Avec l’exemple de Kill Bill, on s’aperçoit que la puissance du personnage de la femme fatale, ne provient pas uniquement de ses attraits érotiques, de son charme, de sa sensualité, mais aussi de l’agressivité et de la violence dont elle fait usage pour parvenir à ses fins :

Bill est fondamentalement un mac à tueuses.
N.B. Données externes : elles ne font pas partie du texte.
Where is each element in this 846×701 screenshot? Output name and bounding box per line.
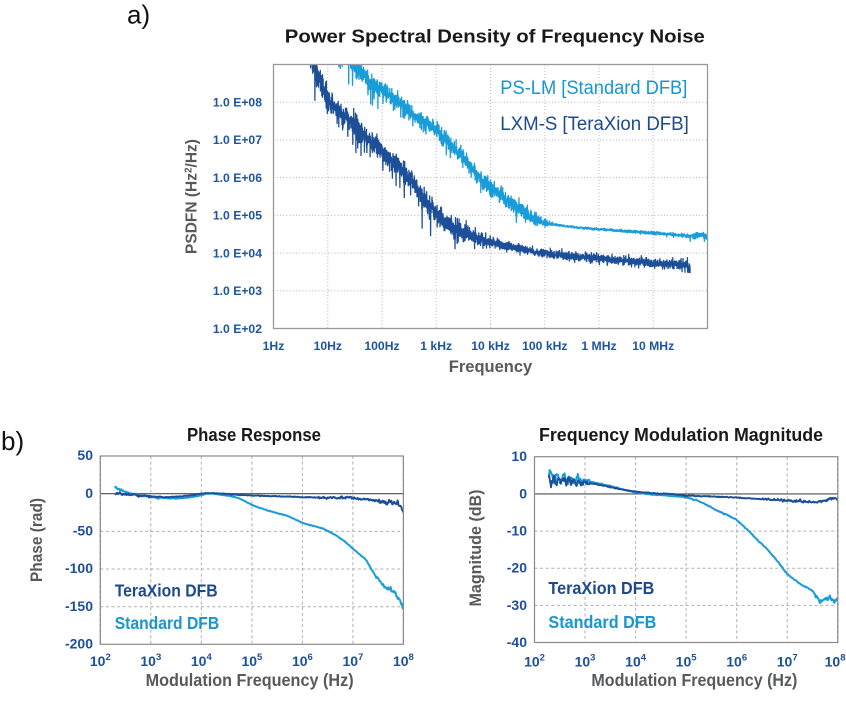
svg-text:10 MHz: 10 MHz xyxy=(632,339,674,353)
svg-text:Standard DFB: Standard DFB xyxy=(115,613,220,633)
svg-text:1Hz: 1Hz xyxy=(263,339,285,353)
svg-text:1.0 E+05: 1.0 E+05 xyxy=(213,209,262,223)
svg-text:100Hz: 100Hz xyxy=(364,339,399,353)
svg-text:-100: -100 xyxy=(65,560,93,576)
svg-text:-40: -40 xyxy=(507,634,527,650)
svg-text:-20: -20 xyxy=(507,560,527,576)
svg-text:-30: -30 xyxy=(507,597,527,613)
svg-text:-150: -150 xyxy=(65,598,93,614)
svg-text:10: 10 xyxy=(511,448,527,464)
svg-text:-50: -50 xyxy=(73,523,93,539)
svg-text:1.0 E+02: 1.0 E+02 xyxy=(213,322,262,336)
svg-text:1.0 E+08: 1.0 E+08 xyxy=(213,96,262,110)
svg-text:PSDFN (Hz2/Hz): PSDFN (Hz2/Hz) xyxy=(184,139,201,254)
svg-text:a): a) xyxy=(127,0,150,30)
svg-text:1.0 E+06: 1.0 E+06 xyxy=(213,171,262,185)
svg-text:-200: -200 xyxy=(65,636,93,652)
svg-text:b): b) xyxy=(1,426,24,456)
svg-text:Magnitude (dB): Magnitude (dB) xyxy=(466,490,485,607)
svg-text:10Hz: 10Hz xyxy=(314,339,342,353)
svg-text:0: 0 xyxy=(519,485,527,501)
svg-text:Frequency Modulation Magnitude: Frequency Modulation Magnitude xyxy=(539,424,823,445)
svg-text:PS-LM [Standard DFB]: PS-LM [Standard DFB] xyxy=(500,78,687,99)
svg-text:Power Spectral Density of Freq: Power Spectral Density of Frequency Nois… xyxy=(285,26,705,47)
svg-text:Modulation Frequency (Hz): Modulation Frequency (Hz) xyxy=(146,670,354,690)
svg-text:Modulation Frequency (Hz): Modulation Frequency (Hz) xyxy=(591,670,797,690)
svg-text:-10: -10 xyxy=(507,523,527,539)
svg-text:Phase Response: Phase Response xyxy=(187,424,321,445)
svg-text:LXM-S [TeraXion DFB]: LXM-S [TeraXion DFB] xyxy=(500,114,689,135)
svg-text:100 kHz: 100 kHz xyxy=(522,339,567,353)
svg-text:1 MHz: 1 MHz xyxy=(581,339,616,353)
svg-text:Standard DFB: Standard DFB xyxy=(548,612,656,632)
svg-text:TeraXion DFB: TeraXion DFB xyxy=(548,578,654,598)
svg-text:1 kHz: 1 kHz xyxy=(420,339,452,353)
svg-text:1.0 E+04: 1.0 E+04 xyxy=(213,246,262,260)
svg-text:Frequency: Frequency xyxy=(449,358,533,376)
svg-text:50: 50 xyxy=(77,447,93,463)
svg-text:TeraXion DFB: TeraXion DFB xyxy=(115,580,218,600)
svg-text:1.0 E+03: 1.0 E+03 xyxy=(213,284,262,298)
svg-text:10 kHz: 10 kHz xyxy=(471,339,510,353)
svg-text:Phase (rad): Phase (rad) xyxy=(27,498,46,582)
svg-text:1.0 E+07: 1.0 E+07 xyxy=(213,133,262,147)
svg-text:0: 0 xyxy=(85,485,93,501)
Au lieu de procurer des femmes pour le sexe, il procure des femmes pour le meurtre 44.

Il est vrai que dans les films noirs, les femmes peuvent être aussi violentes que les hommes 45, mais contrairement aux hommes, la femme fatale atteste d’un usage féminin de la violence qui demeure ambigu : « c’était important pour moi que, dans toute cette folie féminine, il y ait une qualité féminine aussi 46 ». Si cette ambiguïté disparaît avec des personnages qui agissent en état de légitime défense, il n’en est pas de même lorsque la violence devient, au même titre que le sexe, un moyen, lorsque la violence dont la femme fatale fait usage est intentionnelle et calculée et qu’en prime, elle y puise du plaisir – un plaisir parfois très proche de la jouissance sexuelle.